You may have a suspicion that all is not as it seems, but do you have the evidence necessary to contest a will?

Taking the decision to challenge a will isn’t an easy thing to do. However, if you are concerned that the will of your loved one is invalid for some reason, this may be the right thing to do. However, challenging a will isn’t always straightforward, so in this blog, we look at some of the evidence you might need to successfully challenge a will.

Evidence that a will is invalid

Of course, it maybe that the first time you become worried about the will in question is after the person has died and you discover that it contains provisions that give you cause for concern. At that point, the best evidence – from the person who made the will – is no longer available. Without the direct testimonial of the testator, there are other forms of evidence that can help you build a successful case to challenge the validity of the will concerned.

Letters and other documents

You may not be able to speak directly to the testator to establish what was going on at the time he or she made the will you are looking to challenge, but there may be other documents that reflect his or her intentions, state of mind or other concerns at the time the will was made. A diary that was kept by the testator can potentially reveal a number of things relating to different types of challenge. It could reveal the state of mind of the testator. It could mention bullying or other behaviour by a person in relation to making the will in a particular way. It could also reveal what a testator’s true intentions were in relation to how his or her estate should be distributed.

Medical notes

Particularly relevant if you are seeking to contest a will on the grounds that the testator did not have mental capacity to make the will. Medical notes may reveal whether or not the testator was suffering any illness or condition at the time he or she made the will, and the extent to which this condition might have impacted on the testator’s understanding of what he or she was doing.

Witness statements

Another important piece of evidence will be the witness statements of people who knew the testator at the time the will was made – and beforehand.

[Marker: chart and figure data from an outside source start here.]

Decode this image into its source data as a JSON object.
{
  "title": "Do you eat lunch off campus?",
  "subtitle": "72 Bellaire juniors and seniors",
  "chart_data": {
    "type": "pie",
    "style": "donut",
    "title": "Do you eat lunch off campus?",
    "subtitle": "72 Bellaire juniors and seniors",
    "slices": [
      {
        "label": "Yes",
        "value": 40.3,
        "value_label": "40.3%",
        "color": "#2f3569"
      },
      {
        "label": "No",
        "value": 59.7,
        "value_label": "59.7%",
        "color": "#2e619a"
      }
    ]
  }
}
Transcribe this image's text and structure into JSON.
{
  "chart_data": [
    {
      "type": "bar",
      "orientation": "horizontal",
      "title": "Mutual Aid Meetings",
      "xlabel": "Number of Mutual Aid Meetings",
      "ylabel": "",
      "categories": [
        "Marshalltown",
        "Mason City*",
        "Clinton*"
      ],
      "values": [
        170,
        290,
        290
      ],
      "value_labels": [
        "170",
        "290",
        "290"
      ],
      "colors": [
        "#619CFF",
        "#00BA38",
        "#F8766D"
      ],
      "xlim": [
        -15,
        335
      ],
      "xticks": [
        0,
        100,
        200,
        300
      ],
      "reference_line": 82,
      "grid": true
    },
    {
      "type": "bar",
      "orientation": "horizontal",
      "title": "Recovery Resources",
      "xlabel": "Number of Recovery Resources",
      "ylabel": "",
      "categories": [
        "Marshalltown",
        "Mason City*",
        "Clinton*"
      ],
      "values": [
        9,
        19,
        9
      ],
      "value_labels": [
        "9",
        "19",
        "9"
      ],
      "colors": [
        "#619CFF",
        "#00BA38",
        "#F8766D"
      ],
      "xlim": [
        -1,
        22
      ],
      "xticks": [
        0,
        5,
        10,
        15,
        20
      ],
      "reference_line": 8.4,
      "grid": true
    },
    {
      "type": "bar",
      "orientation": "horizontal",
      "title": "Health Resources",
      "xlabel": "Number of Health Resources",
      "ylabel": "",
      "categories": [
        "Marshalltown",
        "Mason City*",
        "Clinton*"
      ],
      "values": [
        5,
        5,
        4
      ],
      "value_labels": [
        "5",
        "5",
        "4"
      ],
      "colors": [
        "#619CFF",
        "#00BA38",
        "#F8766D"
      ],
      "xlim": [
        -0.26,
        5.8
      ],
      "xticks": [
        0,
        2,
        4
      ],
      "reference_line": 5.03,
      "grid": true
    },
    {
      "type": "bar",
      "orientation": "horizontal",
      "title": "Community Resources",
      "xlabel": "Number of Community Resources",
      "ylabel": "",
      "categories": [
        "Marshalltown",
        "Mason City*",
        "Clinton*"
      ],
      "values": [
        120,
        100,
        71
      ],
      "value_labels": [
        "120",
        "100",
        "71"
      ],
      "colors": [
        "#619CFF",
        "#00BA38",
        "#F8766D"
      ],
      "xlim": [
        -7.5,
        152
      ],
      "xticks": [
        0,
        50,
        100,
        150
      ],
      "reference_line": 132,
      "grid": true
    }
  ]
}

Examples of useful witnesses will include

  • The solicitor who drew up the will
  • The people who witnessed the will
  • People involved in the care of the testator (if relevant) at the time the will was made
  • People who knew the testator and can talk about his or her state of mind when the will was made, what their behaviour was like
  • People who have known the testator in the past and could give evidence about the testator’s intentions regarding his or her estate.

In a recent blog when we looked at a challenge to a will brought on the grounds of mental capacity, which ultimately failed, the judge found evidence from people who had holidayed regularly on the testator’s farm helpful: this was evidence that the testator had regularly referred to her intention to leave her farm to her son – an intention that was born out in the will that was being challenged. The exact evidence that will be necessary to challenge a will always depends on the particular circumstances and the particular grounds on which you are contesting the will.  Your specialist legal adviser will be able to discuss the circumstances of your claim and talk to you about the kind of evidence that will be helpful.